I also agree with PPs, please don't confide in your MiL. At the end of the day, he is her son and she will take his side. Not that she'll put the 'blame' on you, just that she will find justification in her own mind in order to 'support him'. And you cannot trust that things you have said will not get back to him through her. In fact, I guarantee that they will, if only because she's told him to try to get him to see your side or to double check that things you've said are accurate. So be polite, but scale back your conversations.

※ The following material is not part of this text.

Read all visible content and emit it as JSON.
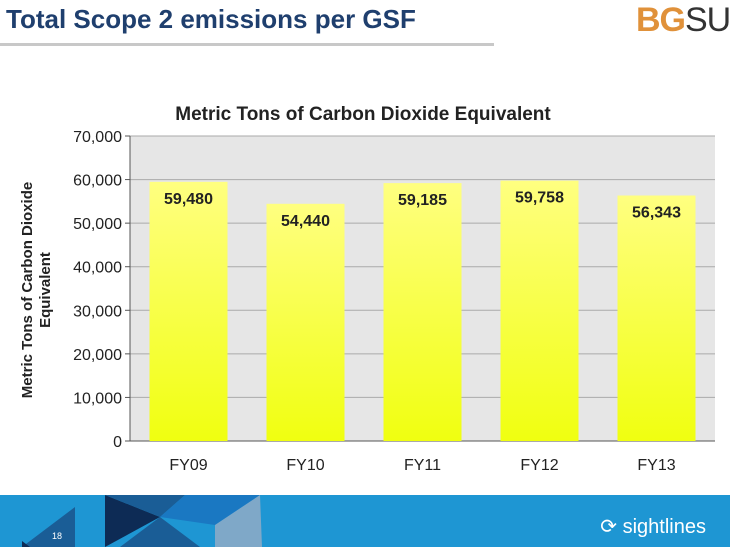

So now, take a deep breath and start making serious plans. And to understand that you are not 'giving up on your marriage'. He is done, and you can't save a marriage by yourself. It takes two willing partners. When he gets home, there need be no 'serious discussion' or 'having it out'. Behave with dignity. Step back, stop providing any and all domestic services. He wants to be single, fine, it starts today. He can cook and clean up for himself. He can do his own laundry and life admin. You take care of yourself and your DC, period. And go places and leave him with the children, even if it's to a friend's or relative's for a couple of hours. I know you can't leave the baby, but he can watch the others. Simply say "I'm going out, I'll be back in X hours". He doesn't need to know where you are. This is part of your 'internal learning' that where you go and what you do no longer has anything to do with you.
And now is the time to see a solicitor. No more burying your head in the sand. You need to understand what divorce will mean to you. And if he tries to discuss 'terms', agree to NOTHING and sign nothing until you've had legal advice. Yes, I know that seeking legal advice feels like crossing the Rubicon. But he already has. Time for you to catch up.